The program adds some options
    - Outer- or inner circle A
    - Diameter ratios 1:1 , 1:2 , 1:3 , 1 : 4
The theory for the case where A is the inner circle is left to the reader.


Select the diameter ratio.
Click on the left top image to select A as outer or inner circle.
Press GO to roll circle A over circle B.

Program description

The drawing is made in bitmap map.
Map is copied to paintbox1 on the main form to become visible.
The picture is repainted 100 times per second.
Left bottom label shows the percentage of processor time needed for an update.
See 2nd picture before.
Angle α starts from 0 and is incremented in steps of 0.005 radians.
A complete revolution takes 2π/0.005 = 1250 steps.
At 100 increments per second revolution time is 12.5 seconds.
Painting a complete new image takes:
    - Erasing the bitmap
    - Painting circle B with appropriate marks to match the spokes of circle A.
    - Painting circle A and it's spokes.
    - Copy map to paintbox by form1.paintbox1.canvas.draw(0,0,map)
Constants and variables
type Tmode = (modeIn,modeOut);
     Tradius = record
                rad1 : word;   //radius of circle B
                rad2 : word;   //radius of circle A
                xamp  : byte;  //rotation angle magnifier (=4 if ratio is 1:3)

Const pi2 = 2*pi;
      pi04 = pi/4;
      radOut : array[0..3] of Tradius =         //outer circle mode radius
               ((rad1:100 ;rad2:100 ;xamp:2),   //1:1
                (rad1:150 ;rad2: 75 ;xamp:3 ),  //1:2
                (rad1:180 ;rad2: 60 ;xamp:4 ),  //1:3
                (rad1:200 ;rad2: 50 ;xamp:5));  //1:4
      radIn  : array[0..3] of Tradius =         //inner circle mode radius    
               ((rad1:300 ;rad2:300 ;xamp:0),
                (rad1:300 ;rad2:150 ;xamp:1),
                (rad1:300 ;rad2:100 ;xamp:2),
                (rad1:300 ;rad2: 75 ;xamp:3));
var map : Tbitmap;
    cx,cy : word;     //center of circle B, measured in pixels
    sx,sy : word;     //center of circle A (satellite)
    radius1,radius2 : word; //radius of circles B and A, preset from constants array
    angle : double;   //rotation angle of circle A center around B center
    amp : byte;       //rotating angle magnifier, preset from constants array  
    GOflag : boolean; //control rolling 
    mode : Tmode = modeOut; //out- or inside circle A
    ModeEntered : boolean;  //for mode button enter / leave control  
    frotation : double;     //circle A rotation in floating point format
    rotations : byte;       //number of rotations of circle A
Procedure GOproc controls the rolling process
procedure GOproc;
var t1,t2 : Int64;
  t1 := getCPUticks;  //start CPU time
  paintmap;           //repaint image and copy to paintbox1
  t2 := getCPUticks;  //stop CPU time
  form1.proctimelabel.caption := formatfloat('0.#',proctime(t2-t1)*0.01);//% of 10msec.
   application.processmessages;  //GOflag may be cleared by GObutton release
   t2 := getCPUticks;
  until proctime(t2-t1) > 10000;  //wait for 10 milliseconds since t1
  if angle >= pi2 then angle := angle - pi2;
  angle := angle + 0.005;
  incRotation(0.005);            //rotation increment for small circle A
  GOflag := GOflag and (angle <= pi2);   
 until GOflag = false;
Note: GObutton actually is a TLabel.
It looks like a button by drawing a rectangle around it on the form canvas.
OnEnter, OnLeave, OnMouseDown and OnmouseUp events change the button edges.

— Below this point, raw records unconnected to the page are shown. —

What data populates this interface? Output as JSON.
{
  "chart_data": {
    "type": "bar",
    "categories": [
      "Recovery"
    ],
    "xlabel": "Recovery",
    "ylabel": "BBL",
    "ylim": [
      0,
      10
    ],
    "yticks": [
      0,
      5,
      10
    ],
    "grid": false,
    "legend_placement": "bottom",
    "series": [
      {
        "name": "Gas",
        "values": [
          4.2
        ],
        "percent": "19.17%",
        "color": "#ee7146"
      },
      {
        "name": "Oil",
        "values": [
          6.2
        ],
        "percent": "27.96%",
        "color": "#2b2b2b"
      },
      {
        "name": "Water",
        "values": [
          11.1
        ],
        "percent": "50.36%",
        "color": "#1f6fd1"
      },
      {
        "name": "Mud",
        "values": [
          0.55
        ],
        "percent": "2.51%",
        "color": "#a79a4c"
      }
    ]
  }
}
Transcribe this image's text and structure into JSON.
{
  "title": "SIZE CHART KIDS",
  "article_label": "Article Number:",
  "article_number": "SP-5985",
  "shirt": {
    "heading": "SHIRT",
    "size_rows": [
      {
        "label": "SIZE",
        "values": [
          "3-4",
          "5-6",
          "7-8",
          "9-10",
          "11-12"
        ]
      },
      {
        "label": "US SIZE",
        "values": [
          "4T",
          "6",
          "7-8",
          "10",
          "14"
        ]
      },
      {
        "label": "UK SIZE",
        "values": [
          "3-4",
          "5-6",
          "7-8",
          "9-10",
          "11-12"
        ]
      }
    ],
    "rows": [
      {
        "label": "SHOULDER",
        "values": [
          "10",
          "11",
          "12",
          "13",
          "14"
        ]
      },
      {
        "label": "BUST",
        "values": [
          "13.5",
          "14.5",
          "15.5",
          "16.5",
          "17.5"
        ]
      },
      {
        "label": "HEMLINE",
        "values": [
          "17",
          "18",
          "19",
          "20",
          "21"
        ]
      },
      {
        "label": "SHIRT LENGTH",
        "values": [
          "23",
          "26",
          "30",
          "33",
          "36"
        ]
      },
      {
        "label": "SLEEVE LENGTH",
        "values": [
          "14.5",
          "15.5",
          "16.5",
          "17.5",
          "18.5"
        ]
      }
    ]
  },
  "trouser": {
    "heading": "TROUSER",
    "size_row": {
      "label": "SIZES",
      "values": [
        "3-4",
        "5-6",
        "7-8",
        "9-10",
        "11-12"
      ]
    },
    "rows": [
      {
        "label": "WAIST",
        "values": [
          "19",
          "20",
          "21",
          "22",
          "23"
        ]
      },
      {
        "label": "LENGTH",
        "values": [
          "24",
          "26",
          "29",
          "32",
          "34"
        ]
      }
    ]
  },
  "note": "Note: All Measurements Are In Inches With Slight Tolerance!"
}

I do not list here the procedures that paint the circles.
Please refer to the source code for details.


The problem answers (see first picture) are incomplete.
Answer (F) -none of the above- or (F) 4 is missing.
This once was question 17 of a SAT (Scholastic Aptitude Test) for high school students.
Only very few students noted the error.

I doubt that the teachers who formulated this question were aware of their mistake.